第3話 強くなくていい

「あ、いえ、こちらこそ、すみません…」


「あれ?」


「?」


そうだ。子の声、聴いた事がある。丁寧に、私を人間扱いしてくれた、あの店員さんだ。


「あ、今日はどうも」


ご丁寧に、挨拶までしてくれるとは…。私は、しばし、孤独を忘れた。…いや、孤独など、とうの昔に克服した。…はずなのに、何故だろう?私の瞳からは、涙が零れていた。


「だ、大丈夫ですか!?」


「…あ、や、平気です。すみません。何でもないので、行ってください」


「そんなわけにはいきませんよ。どうしたんですか?具合悪いようなら、俺、病院まで付き添いますけど…」


そうか、人って、こういう扱われ方をするものなんだ…。泣いたら、優しくしてもらえるんだ…。私は、16年生きて来て、初めてそれを知った。

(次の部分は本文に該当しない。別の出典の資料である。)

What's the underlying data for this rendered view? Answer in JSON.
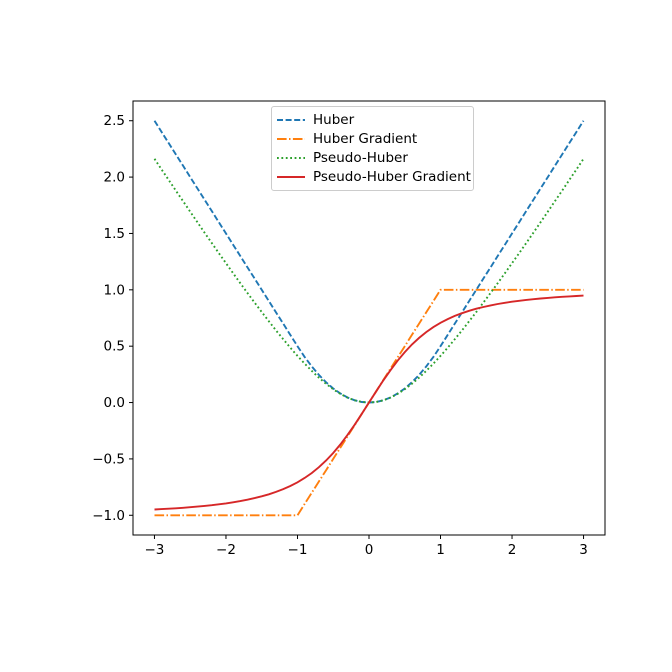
{
  "figure": {
    "background": "#ffffff",
    "axes_color": "#000000",
    "legend_border_color": "#cccccc",
    "legend_background": "rgba(255,255,255,0.8)"
  },
  "chart_data": {
    "type": "line",
    "title": "",
    "xlabel": "",
    "ylabel": "",
    "grid": false,
    "xlim": [
      -3.3,
      3.3
    ],
    "ylim": [
      -1.175,
      2.675
    ],
    "xticks": {
      "values": [
        -3,
        -2,
        -1,
        0,
        1,
        2,
        3
      ],
      "labels": [
        "−3",
        "−2",
        "−1",
        "0",
        "1",
        "2",
        "3"
      ]
    },
    "yticks": {
      "values": [
        -1.0,
        -0.5,
        0.0,
        0.5,
        1.0,
        1.5,
        2.0,
        2.5
      ],
      "labels": [
        "−1.0",
        "−0.5",
        "0.0",
        "0.5",
        "1.0",
        "1.5",
        "2.0",
        "2.5"
      ]
    },
    "legend": {
      "position": "upper center inside axes",
      "entries": [
        "Huber",
        "Huber Gradient",
        "Pseudo-Huber",
        "Pseudo-Huber Gradient"
      ]
    },
    "x": [
      -3,
      -2.9,
      -2.8,
      -2.7,
      -2.6,
      -2.5,
      -2.4,
      -2.3,
      -2.2,
      -2.1,
      -2,
      -1.9,
      -1.8,
      -1.7,
      -1.6,
      -1.5,
      -1.4,
      -1.3,
      -1.2,
      -1.1,
      -1,
      -0.9,
      -0.8,
      -0.7,
      -0.6,
      -0.5,
      -0.4,
      -0.3,
      -0.2,
      -0.1,
      0,
      0.1,
      0.2,
      0.3,
      0.4,
      0.5,
      0.6,
      0.7,
      0.8,
      0.9,
      1,
      1.1,
      1.2,
      1.3,
      1.4,
      1.5,
      1.6,
      1.7,
      1.8,
      1.9,
      2,
      2.1,
      2.2,
      2.3,
      2.4,
      2.5,
      2.6,
      2.7,
      2.8,
      2.9,
      3
    ],
    "series": [
      {
        "name": "Huber",
        "color": "#1f77b4",
        "style": "dashed",
        "values": [
          2.5,
          2.4,
          2.3,
          2.2,
          2.1,
          2,
          1.9,
          1.8,
          1.7,
          1.6,
          1.5,
          1.4,
          1.3,
          1.2,
          1.1,
          1,
          0.9,
          0.8,
          0.7,
          0.6,
          0.5,
          0.405,
          0.32,
          0.245,
          0.18,
          0.125,
          0.08,
          0.045,
          0.02,
          0.005,
          0,
          0.005,
          0.02,
          0.045,
          0.08,
          0.125,
          0.18,
          0.245,
          0.32,
          0.405,
          0.5,
          0.6,
          0.7,
          0.8,
          0.9,
          1,
          1.1,
          1.2,
          1.3,
          1.4,
          1.5,
          1.6,
          1.7,
          1.8,
          1.9,
          2,
          2.1,
          2.2,
          2.3,
          2.4,
          2.5
        ]
      },
      {
        "name": "Huber Gradient",
        "color": "#ff7f0e",
        "style": "dashdot",
        "values": [
          -1,
          -1,
          -1,
          -1,
          -1,
          -1,
          -1,
          -1,
          -1,
          -1,
          -1,
          -1,
          -1,
          -1,
          -1,
          -1,
          -1,
          -1,
          -1,
          -1,
          -1,
          -0.9,
          -0.8,
          -0.7,
          -0.6,
          -0.5,
          -0.4,
          -0.3,
          -0.2,
          -0.1,
          0,
          0.1,
          0.2,
          0.3,
          0.4,
          0.5,
          0.6,
          0.7,
          0.8,
          0.9,
          1,
          1,
          1,
          1,
          1,
          1,
          1,
          1,
          1,
          1,
          1,
          1,
          1,
          1,
          1,
          1,
          1,
          1,
          1,
          1,
          1
        ]
      },
      {
        "name": "Pseudo-Huber",
        "color": "#2ca02c",
        "style": "dotted",
        "values": [
          2.1623,
          2.0676,
          1.9732,
          1.8792,
          1.7857,
          1.6926,
          1.6,
          1.508,
          1.4166,
          1.3259,
          1.2361,
          1.1471,
          1.0591,
          0.9723,
          0.8868,
          0.8028,
          0.7205,
          0.6401,
          0.562,
          0.4866,
          0.4142,
          0.3454,
          0.2806,
          0.2207,
          0.1662,
          0.118,
          0.077,
          0.044,
          0.0198,
          0.005,
          0,
          0.005,
          0.0198,
          0.044,
          0.077,
          0.118,
          0.1662,
          0.2207,
          0.2806,
          0.3454,
          0.4142,
          0.4866,
          0.562,
          0.6401,
          0.7205,
          0.8028,
          0.8868,
          0.9723,
          1.0591,
          1.1471,
          1.2361,
          1.3259,
          1.4166,
          1.508,
          1.6,
          1.6926,
          1.7857,
          1.8792,
          1.9732,
          2.0676,
          2.1623
        ]
      },
      {
        "name": "Pseudo-Huber Gradient",
        "color": "#d62728",
        "style": "solid",
        "values": [
          -0.9487,
          -0.9454,
          -0.9417,
          -0.9378,
          -0.9333,
          -0.9285,
          -0.9231,
          -0.9171,
          -0.9104,
          -0.9029,
          -0.8944,
          -0.8849,
          -0.8742,
          -0.8619,
          -0.848,
          -0.8321,
          -0.8137,
          -0.7926,
          -0.7682,
          -0.7399,
          -0.7071,
          -0.669,
          -0.6247,
          -0.5734,
          -0.5145,
          -0.4472,
          -0.3714,
          -0.2873,
          -0.1961,
          -0.0995,
          0,
          0.0995,
          0.1961,
          0.2873,
          0.3714,
          0.4472,
          0.5145,
          0.5734,
          0.6247,
          0.669,
          0.7071,
          0.7399,
          0.7682,
          0.7926,
          0.8137,
          0.8321,
          0.848,
          0.8619,
          0.8742,
          0.8849,
          0.8944,
          0.9029,
          0.9104,
          0.9171,
          0.9231,
          0.9285,
          0.9333,
          0.9378,
          0.9417,
          0.9454,
          0.9487
        ]
      }
    ]
  }
}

そんな感情を味わってた最中のことだった。その人の…鳳駿さんの顔に、見覚えがあることに気が付いたのは…。


『知ってる』


そんな、気がしたのは…。


「とにかく、あのベンチで休みましょう。ジュースかなんか、買ってきますんで」


「あ…や、でも…」


「良いですから」


鳳さんは、そう言うと、私をベンチに残し、コンビニに走って行った。


どうしてだろう?『知ってる』なんて、思ったのは…。なんの根拠もない。なんの確証もない。だけど、何だか、とても懐かしくて、優しい空気が、初めてじゃない気がしたんだ。


(きっと、前世にでも会ってたのかな?なんてね…)


そんな、くだらない事を考えてたら、鳳さんが戻て来た。



「はい」


「あ、どうも。おいくらですか?」


私は、ジュースの値段を尋ねた。


「良いですよ。困ったときはお互い様です」


「でも…」


「本当、良いですから」


「ありがとうございます」


(昨日…シャワー浴びといて良かった…)


私は、とんでもなく、私らしくない事を考えた。異性に好かれたいとか、異性とか言う前に、もう人から好かれたいとか、なかったから。でも、鳳さんには、少しでもよく思われたかった。


「あ…の…」


「はい?」


鳳さんが、私に何か言いかけた。


「お名前…聞いても…良いですか?」


私は、急に、とてつもない恐怖に襲われた。『名前、分からないんです』なんて、どう考えても、聞いてきた人に悪い印象を与えるだろうし、与えなかったとしても、とてつもなく恥ずかしいことだ。でも、私には、正直に話すしかなかった。


「…名前…分からないんです…」


「え?」


「私、名前が無いんです。親からは虐待されて、名前、一度も呼んでもらった事なかったし、保育園にはいかなかったし、小中では、先生すら、私の名前を呼んではくれなかった。下駄箱には、『ブス』とか『馬鹿』とか『死ね』とか…それが、学校での私の名前でした。可笑しいですよね。こんなの…」


続けようとした時、私は、口を塞がれた。


「もういい」


「?」


「そんな悲しい事、笑って言わないでください…。なんで…そんな事、笑って語れるんですか?名前が…分からないなんて、そんな人、初めてです。そんな、悲しい事、笑って言える人も、初めてです。そんなに…強くなくていいんですよ?人間」


鳳さんが…そう、言った―――…。